Think dairy products are your only source for this bone building mineral? Think again as there are a handful of non dairy sources of calcium - find out what they are here

December 18, 2013

Calcium is a very necessary mineral, but when most of us hear calcium we automatically think milk and dairy– well think again because there are a plethora of calcium rich foods that are actually dairy free! Calcium is the most abundant mineral in the human body; it helps to maintain strong, healthy bones and teeth, supports our blood vessels, muscle function, nerve conduction and more.

The recommended daily intake of calcium for an adult (age 19 - 50) is 1,000 mg per day, this number varies for children and teens, pregnant women, and older people.

So where can you find calcium if milk, cheese and other dairy products aren’t your thing?
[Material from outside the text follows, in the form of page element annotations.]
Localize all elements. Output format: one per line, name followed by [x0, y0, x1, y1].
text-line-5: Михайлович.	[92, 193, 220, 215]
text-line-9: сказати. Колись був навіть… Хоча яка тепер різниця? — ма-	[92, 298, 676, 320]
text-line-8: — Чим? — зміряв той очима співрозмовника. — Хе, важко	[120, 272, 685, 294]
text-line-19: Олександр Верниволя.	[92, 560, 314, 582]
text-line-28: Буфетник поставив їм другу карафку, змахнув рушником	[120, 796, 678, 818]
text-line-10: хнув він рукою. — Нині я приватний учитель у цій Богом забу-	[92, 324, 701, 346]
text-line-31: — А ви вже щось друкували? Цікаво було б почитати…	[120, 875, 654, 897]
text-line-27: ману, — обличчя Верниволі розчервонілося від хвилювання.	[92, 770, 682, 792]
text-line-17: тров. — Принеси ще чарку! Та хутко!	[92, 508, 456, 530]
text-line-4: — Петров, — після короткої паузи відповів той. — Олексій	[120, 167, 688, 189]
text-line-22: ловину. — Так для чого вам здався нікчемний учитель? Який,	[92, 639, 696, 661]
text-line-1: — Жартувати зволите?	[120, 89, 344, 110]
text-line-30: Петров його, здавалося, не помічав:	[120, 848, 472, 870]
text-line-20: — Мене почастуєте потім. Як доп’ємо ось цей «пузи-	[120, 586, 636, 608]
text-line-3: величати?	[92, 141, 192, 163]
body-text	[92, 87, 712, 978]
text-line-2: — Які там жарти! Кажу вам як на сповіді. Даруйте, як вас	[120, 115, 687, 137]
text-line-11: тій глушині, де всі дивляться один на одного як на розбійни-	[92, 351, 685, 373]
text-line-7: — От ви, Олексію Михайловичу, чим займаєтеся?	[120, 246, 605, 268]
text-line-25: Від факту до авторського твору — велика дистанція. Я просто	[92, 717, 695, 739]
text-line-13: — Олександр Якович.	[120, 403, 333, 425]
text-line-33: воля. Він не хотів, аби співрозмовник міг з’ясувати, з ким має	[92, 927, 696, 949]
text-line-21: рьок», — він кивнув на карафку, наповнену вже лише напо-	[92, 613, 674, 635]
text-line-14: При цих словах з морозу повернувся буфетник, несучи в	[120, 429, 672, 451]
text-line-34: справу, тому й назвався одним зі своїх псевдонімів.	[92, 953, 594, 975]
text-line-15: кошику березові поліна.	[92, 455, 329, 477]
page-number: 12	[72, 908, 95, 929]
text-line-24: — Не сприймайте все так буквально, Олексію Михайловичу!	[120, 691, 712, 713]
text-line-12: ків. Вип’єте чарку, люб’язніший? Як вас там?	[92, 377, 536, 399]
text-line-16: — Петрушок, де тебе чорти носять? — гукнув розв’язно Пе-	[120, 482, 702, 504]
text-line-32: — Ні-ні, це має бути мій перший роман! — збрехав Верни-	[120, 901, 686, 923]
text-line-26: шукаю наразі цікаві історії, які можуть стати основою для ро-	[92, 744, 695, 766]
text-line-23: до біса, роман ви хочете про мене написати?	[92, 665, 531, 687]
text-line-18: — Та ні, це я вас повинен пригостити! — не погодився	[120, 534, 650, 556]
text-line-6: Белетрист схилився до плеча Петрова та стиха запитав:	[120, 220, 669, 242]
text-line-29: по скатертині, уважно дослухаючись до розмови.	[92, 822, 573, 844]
Dark leafy greens! For instance, a cup of raw kale contains 90 mg of calcium. Other dark leafy greens include collard greens, mustard greens, dandelion greens, turnip greens, seaweed, and more, all contain significant amounts of calcium.

Love salad? Choose any darker green, but specifically arugula contains 65 mg of calcium per cup. A large salad, about three cups, would contain nearly one hundred mg! And if you feel so inclined, toss some steamed broccoli on top – one cup contains around 80 mg of calcium. 

What about fruit? Well oranges are a wonderful source of calcium and of course the immune supportive antioxidant vitamin C. One navel orange contains about 60 mg calcium. For something even sweeter, choose figs (but in moderation!), two dried figs contain over 50 mg of calcium.

Looking to add some zing to a dressing, try tahini or sesame seed butter as it’s loaded with the bone-building nutrient. Or sprinkle some sesame seeds on top of a salad, rice dish or poultry – one ounce (approx. 3 tbs.) contains 280 mg of calcium. Other seeds like sunflower seeds are also a great calcium source, a one-ounce serving contains 50 mg.
Love nuts? Almonds are a great source of calcium with 75 mg per ounce, as well as fiber, vitamin E, and more. 

What about edamame and other soy products? Well one cup of soybeans contains 260 mg calcium. Tofu, soymilk, and other soy products are also great calcium sources.

Spice up your meals with basil, dill seed, thyme, cinnamon, and peppermint leaves, which are also very good sources of calcium. Other sources of calcium include romaine lettuce, celery, leeks, cabbage, summer squash, rhubarb, Brussels sprouts, asparagus, chia seeds, flax seeds and crimini mushrooms.

Choosing a variety of calcium rich foods not only gets you more calcium, but it helps to keep your diet interesting as well!